The reviewer is correct, and we have implemented their suggestion as such in the updated text (lines 192-195) and figure (Fig. 2H).
“Line 213. Authors mention a replenishment of the RPM population - what time point are you referring to? At 60 dpi the population seems to be halved compared to 14 dpi. Later (line 230), authors refer to the replenishment as a repopulation by other cell types - is repopulation more correct than replenishment?”
The reviewer is correct, and we thank the reviewer for this important comment. We now changed replenishment to repopulation (lines 95, 201), which is more accurate given the continued decreased percentage at later time points.
Lines 214-222. It is not clear what is the conclusion from these experiments: is the recruitment of progenitors from the BM or by local signals?

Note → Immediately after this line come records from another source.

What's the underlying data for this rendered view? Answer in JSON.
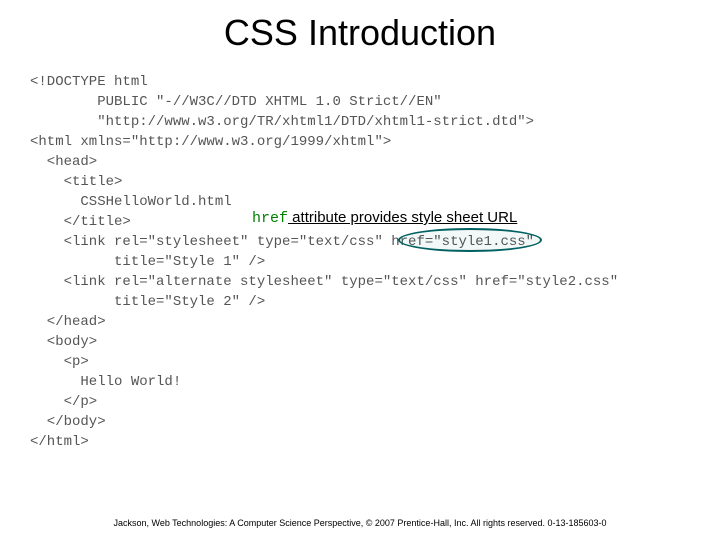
{
  "title": "CSS Introduction",
  "annot_kw": "href",
  "annot_txt": " attribute provides style sheet URL",
  "code": "<!DOCTYPE html\n        PUBLIC \"-//W3C//DTD XHTML 1.0 Strict//EN\"\n        \"http://www.w3.org/TR/xhtml1/DTD/xhtml1-strict.dtd\">\n<html xmlns=\"http://www.w3.org/1999/xhtml\">\n  <head>\n    <title>\n      CSSHelloWorld.html\n    </title>\n    <link rel=\"stylesheet\" type=\"text/css\" href=\"style1.css\"\n          title=\"Style 1\" />\n    <link rel=\"alternate stylesheet\" type=\"text/css\" href=\"style2.css\"\n          title=\"Style 2\" />\n  </head>\n  <body>\n    <p>\n      Hello World!\n    </p>\n  </body>\n</html>",
  "footer": "Jackson, Web Technologies: A Computer Science Perspective, © 2007 Prentice-Hall, Inc. All rights reserved. 0-13-185603-0"
}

The reviewer is correct, we agree that the wording in the initial manuscript was imprecise. This experiment specifically tests whether trained bone marrow progenitors can sustain the observed TI signatures in a naive environment. By transplanting trained bone marrow into naive hosts, we demonstrate that progenitor programming alone is sufficient to maintain long-term SCA-1 expression in NCMs, without requiring ongoing local tissue signals. We now better clarify this text in the revised manuscript (lines 202-212).
“Line 333-334. Where is the data that shows that upon Fedratinib RPMs have enhanced survival?”
OK – We now indicate the figure in the revised manuscript.